Cyprès (petit) ou Santoline ou Garde-robe ou Auronne-femelle. (Pl. 18, p. 615) M. Tournefort le place dans la troisième section de la treizième classe, qui comprend les fleurs à fleuron, dont les semences sont sans aigrettes, & il l’appelle Santolina foliis teretibus. M. von Linné la nomme santolina chamæ-cyparissus, & la classe dans la singénésie polygamie égale.

Fleur. Fleurons hermaphrodites dans le disque & à la circonférence, en forme d’entonnoir. Ils sont rassemblés dans une enveloppe commune B, composée d’un seul rang de folioles longues, étroites, garnies d’une écaille C à leur base. D représente un fleuron plus gros que de grandeur naturelle.

Fruit. Semences E, solitaires, oblongues, placées dans le calice sur un réceptacle plane, couvert de lames concaves.

Feuilles, simples, étroites, à quatre côtés, ressemblant à celles du cyprès par leur forme, & non par leur couleur.

Racine A, ligneuse, rameuse.

Lieu. Très-commun dans les provinces méridionales de France ; il y fleurit.

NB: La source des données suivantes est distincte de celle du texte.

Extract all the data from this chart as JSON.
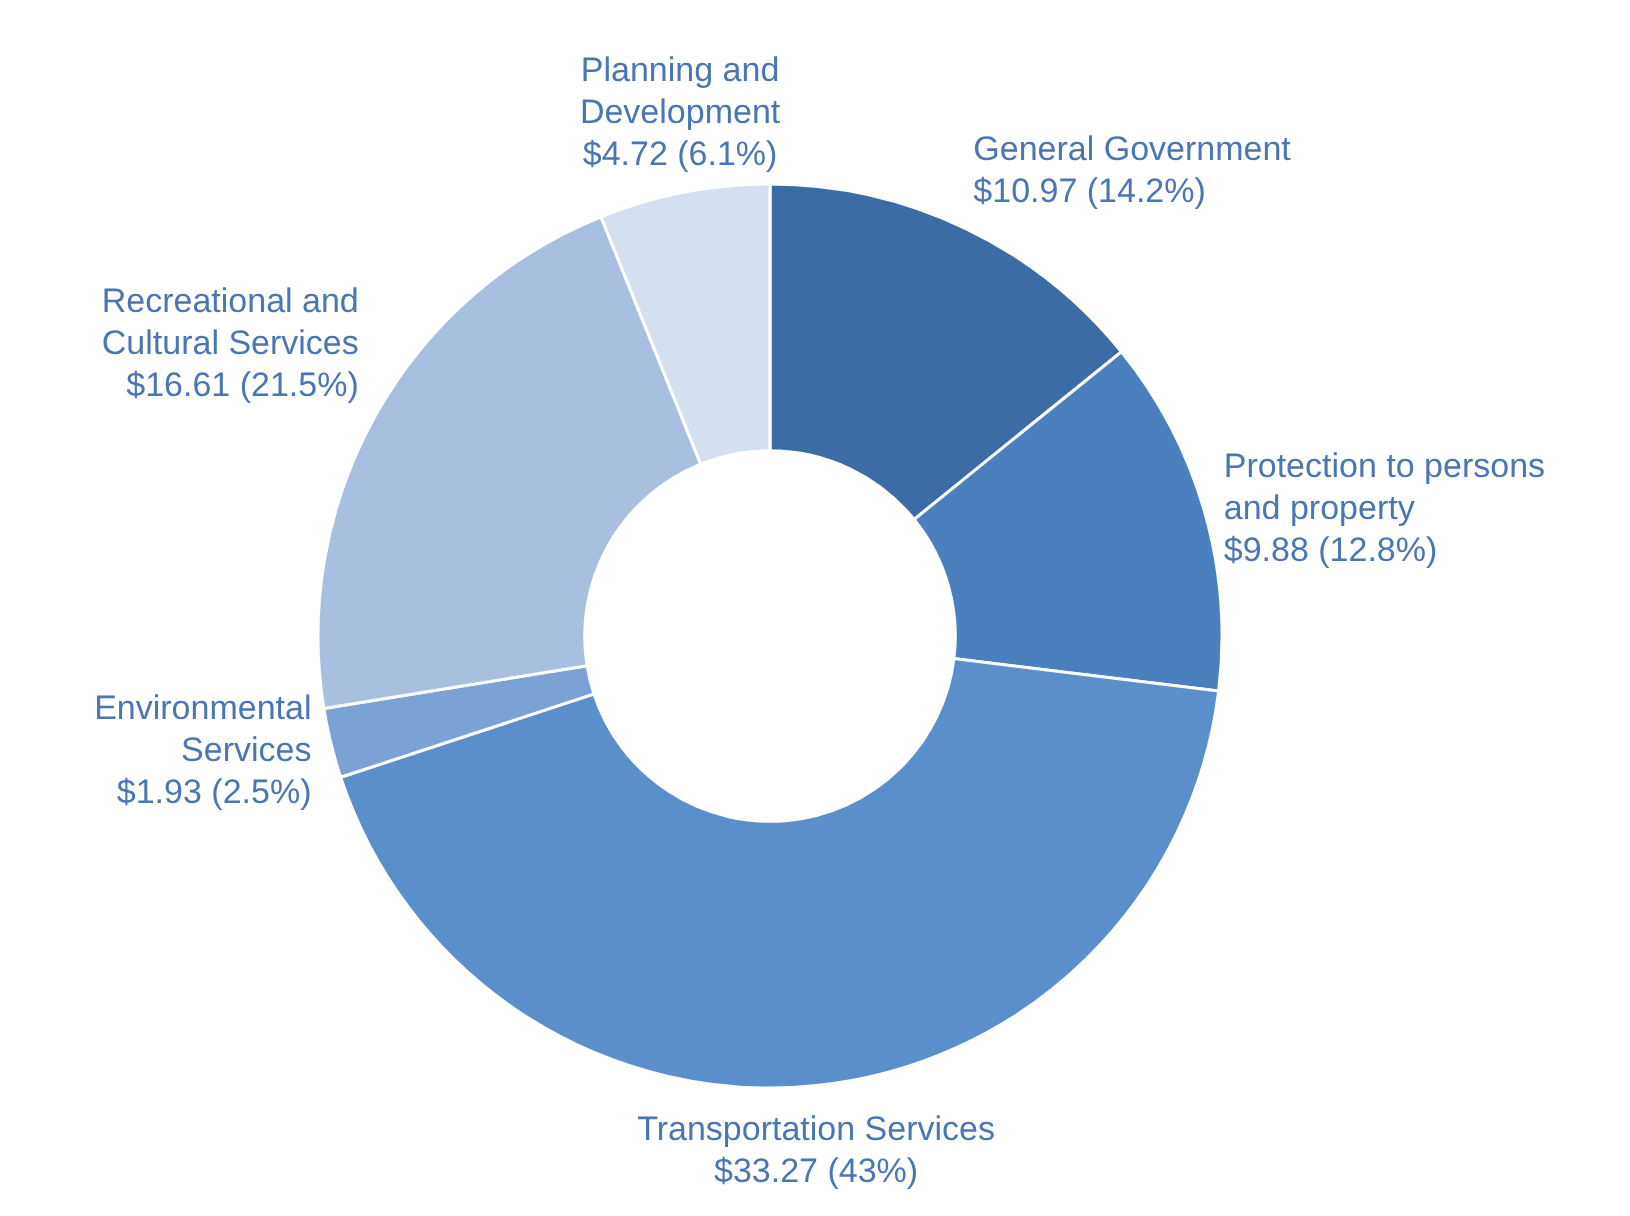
{
  "chart_data": {
    "type": "donut",
    "categories": [
      "General Government",
      "Protection to persons and property",
      "Transportation Services",
      "Environmental Services",
      "Recreational and Cultural Services",
      "Planning and Development"
    ],
    "values": [
      10.97,
      9.88,
      33.27,
      1.93,
      16.61,
      4.72
    ],
    "value_labels": [
      "$10.97 (14.2%)",
      "$9.88 (12.8%)",
      "$33.27 (43%)",
      "$1.93 (2.5%)",
      "$16.61 (21.5%)",
      "$4.72 (6.1%)"
    ],
    "colors": [
      "#3b6ca6",
      "#4a80bd",
      "#5a8fcb",
      "#7aa2d5",
      "#a8bfe0",
      "#d4e0f0"
    ]
  }
}
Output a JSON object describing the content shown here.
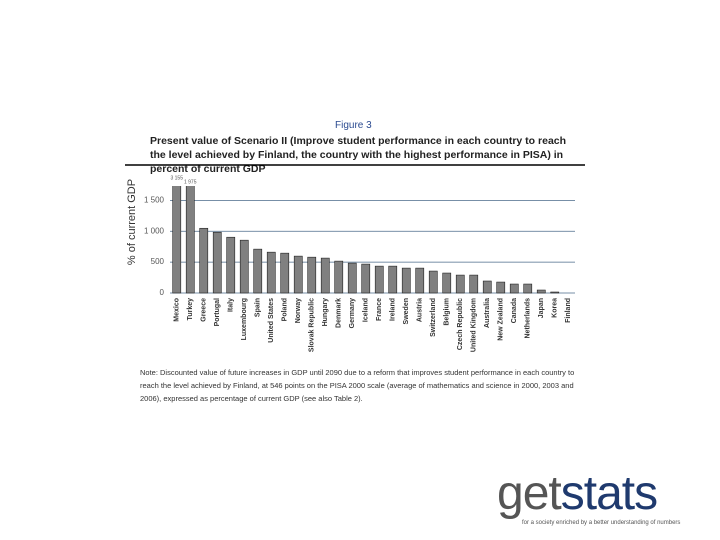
{
  "figure_label": "Figure 3",
  "chart_data": {
    "type": "bar",
    "title": "Present value of Scenario II (Improve student performance in each country to reach the level achieved by Finland, the country with the highest performance in PISA) in percent of current GDP",
    "y_label": "% of current GDP",
    "categories": [
      "Mexico",
      "Turkey",
      "Greece",
      "Portugal",
      "Italy",
      "Luxembourg",
      "Spain",
      "United States",
      "Poland",
      "Norway",
      "Slovak Republic",
      "Hungary",
      "Denmark",
      "Germany",
      "Iceland",
      "France",
      "Ireland",
      "Sweden",
      "Austria",
      "Switzerland",
      "Belgium",
      "Czech Republic",
      "United Kingdom",
      "Australia",
      "New Zealand",
      "Canada",
      "Netherlands",
      "Japan",
      "Korea",
      "Finland"
    ],
    "values": [
      3155,
      1975,
      1048,
      984,
      903,
      855,
      710,
      661,
      645,
      597,
      580,
      565,
      516,
      484,
      468,
      435,
      435,
      403,
      403,
      355,
      323,
      290,
      290,
      194,
      177,
      145,
      145,
      48,
      16,
      0
    ],
    "value_labels": [
      "3 155",
      "1 975",
      null,
      null,
      null,
      null,
      null,
      null,
      null,
      null,
      null,
      null,
      null,
      null,
      null,
      null,
      null,
      null,
      null,
      null,
      null,
      null,
      null,
      null,
      null,
      null,
      null,
      null,
      null,
      null
    ],
    "color": "#808080",
    "ylim": [
      0,
      1700
    ],
    "yticks": [
      0,
      500,
      {
        "value": 1000,
        "label": "1 000"
      },
      {
        "value": 1500,
        "label": "1 500"
      }
    ],
    "grid": true
  },
  "note": "Note: Discounted value of future increases in GDP until 2090 due to a reform that improves student performance in each country to reach the level achieved by Finland, at 546 points on the PISA 2000 scale (average of mathematics and science in 2000, 2003 and 2006), expressed as percentage of current GDP (see also Table 2).",
  "logo": {
    "get": "get",
    "stats": "stats",
    "tagline": "for a society enriched by a better understanding of numbers"
  }
}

Propriétés. Plante âcre, amère, d’une odeur forte, stomachique, vermifuge, diurétique. Les feuilles échauffent beaucoup, font souvent mourir les vers lombricaux, cucurbitains & ascarides. Elles sont indiquées pour les pâles couleurs, pour les fleurs blanches sans disposition inflammatoire, & avec foiblesse des forces vitales ; dans l’ictère essentiel, exempt de spasmes, dans le météorisme sans penchant vers l’inflammation. Elles excitent la sueur, lorsque le corps y est disposé ; souvent elles constipent & donnent des coliques aux enfans.

Usage. On donne les feuilles sèches, depuis une demi-drachme jusqu’à une once, en infusion dans six onces d’eau. La décoction est de demi-once pour les animaux sur une pinte de fluide.

On avoit appelé cette plante garde-robe, parce qu’on lui supposoit d’empêcher les teignes de ronger les étoffes de laine. Du savon produiroit un effet plus sûr ; j’en ai la preuve.